Because the info we got from the client was on the first packet of the
handshake it is not encrypted at that point, so an active attacker could
potentially try to force a downgrade attack to min_keysize, which is for
now still sufficient, but just in case it isn't sufficient there is the
'RPC2_Preferred_Keysize' configuration override which can be used to
prevent such downgrading, this can be set with the RPC2SEC_KEYSIZE
environment variable, we will still pick a large keysize when it is
possible.

https://github.com/cmusatyalab/coda/blob/master/lib-src/rpc2/rpc2-src/rpc2b.c#L109

When we send the init2 response we clearly do not yet have a session key
because we just started negotiating it's parameters, so the init2 is
sent encrypted using a shared secret derived from the client identity
sent in the init1 packet. This is either a username (clog/auth2) and the
shared secret is looked up in the password database, you aren't even
using this bit because you are using kerberos. The other client identity
is the encrypted Coda token, which the client has a plaintext copy of
and the server is able to decrypt because it (or one of it's peers)
generated the original. For either of these two we have to go yet
another layer higher and end up at auth2/codatoken.c.

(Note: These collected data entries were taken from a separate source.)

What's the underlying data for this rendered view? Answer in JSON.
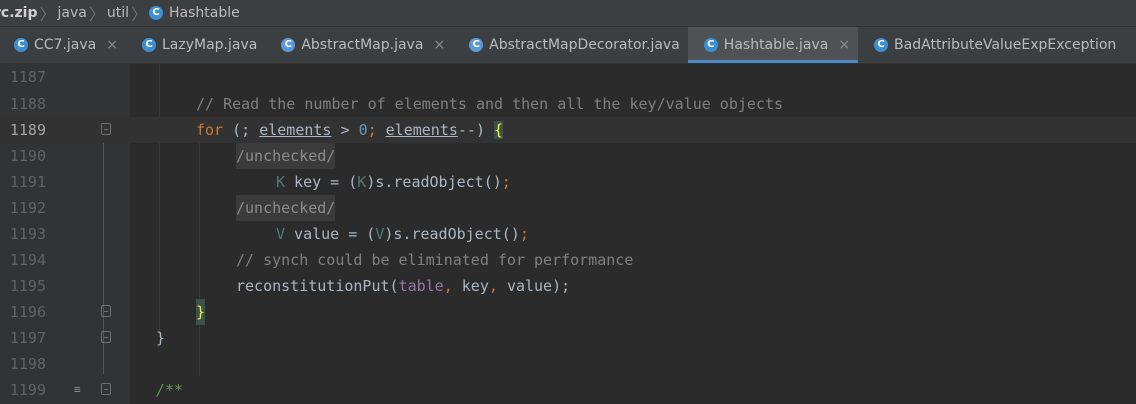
{
  "breadcrumb": {
    "items": [
      {
        "label": "rc.zip",
        "icon": ""
      },
      {
        "label": "java",
        "icon": ""
      },
      {
        "label": "util",
        "icon": ""
      },
      {
        "label": "Hashtable",
        "icon": "class-icon"
      }
    ]
  },
  "tabs": [
    {
      "label": "CC7.java",
      "icon": "class-runnable-icon",
      "active": false,
      "close": "×"
    },
    {
      "label": "LazyMap.java",
      "icon": "class-icon",
      "active": false,
      "close": ""
    },
    {
      "label": "AbstractMap.java",
      "icon": "abstract-class-icon",
      "active": false,
      "close": "×"
    },
    {
      "label": "AbstractMapDecorator.java",
      "icon": "abstract-class-icon",
      "active": false,
      "close": ""
    },
    {
      "label": "Hashtable.java",
      "icon": "class-icon",
      "active": true,
      "close": "×"
    },
    {
      "label": "BadAttributeValueExpException",
      "icon": "class-icon",
      "active": false,
      "close": ""
    }
  ],
  "editor": {
    "line_numbers": [
      "1187",
      "1188",
      "1189",
      "1190",
      "1191",
      "1192",
      "1193",
      "1194",
      "1195",
      "1196",
      "1197",
      "1198",
      "1199"
    ],
    "current_line": "1189",
    "code": {
      "l1188": "// Read the number of elements and then all the key/value objects",
      "l1189_for": "for",
      "l1189_open": " (; ",
      "l1189_var1": "elements",
      "l1189_gt": " > ",
      "l1189_zero": "0",
      "l1189_semi": "; ",
      "l1189_var2": "elements",
      "l1189_dec": "--) ",
      "l1189_brace": "{",
      "l1190": "/unchecked/",
      "l1191_type": "K",
      "l1191_rest1": " key = (",
      "l1191_cast": "K",
      "l1191_rest2": ")s.readObject()",
      "l1191_semi": ";",
      "l1192": "/unchecked/",
      "l1193_type": "V",
      "l1193_rest1": " value = (",
      "l1193_cast": "V",
      "l1193_rest2": ")s.readObject()",
      "l1193_semi": ";",
      "l1194": "// synch could be eliminated for performance",
      "l1195_call": "reconstitutionPut(",
      "l1195_table": "table",
      "l1195_c1": ", ",
      "l1195_key": "key",
      "l1195_c2": ", ",
      "l1195_value": "value",
      "l1195_end": ");",
      "l1196": "}",
      "l1197": "}",
      "l1199": "/**"
    }
  }
}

Now at this point the key exchange that Coda uses is using an old
RPC2_EncryptionKey to store the random bytes of the secret, and this one
is only 8 lousy bytes, 64-bits which is clearly sub-par and so bad it
doesn't even qualify for the min_keylen we need to get an encrypted
connection going to begin with. So the actual encryption key is derived
using a PBKDF, which runs a non-parallelizable operator 10000 times to
slow down the speed at which someone can iterate through possible keys.
(Password Based Key Derivation Functions are normally used for
passwords, which quite often have less than 64-bits of entropy).

Now you are concerned about the one 64-bit key that is used after
strenghtening using a PBKDF on a single packet that is normally sent
once at the beginning of the handshake. I actually am more in line with
Greg Troxel's thinking because all of this is 'homegrown crypto' and
although I have tried my very best to avoid trying to be smart and
creative by very closely following IPSec RFCs, aggressively limiting the
used encryption and authentication algorithms, basically we can't ever
hit an RC4 issue, or get downgraded to export ciphers and such. 

I've also closely looked at CVE's for existing IPSec implementations and
checked if my implementation could be affected. The latest is that I
have started to introduce constant time comparisons in places, there
actually was only one in rpc2/secure there are probably some more where
we are checking passwords and Coda tokens. But nobody else is clearly
looking for vulnerabilities in such a little used implementation.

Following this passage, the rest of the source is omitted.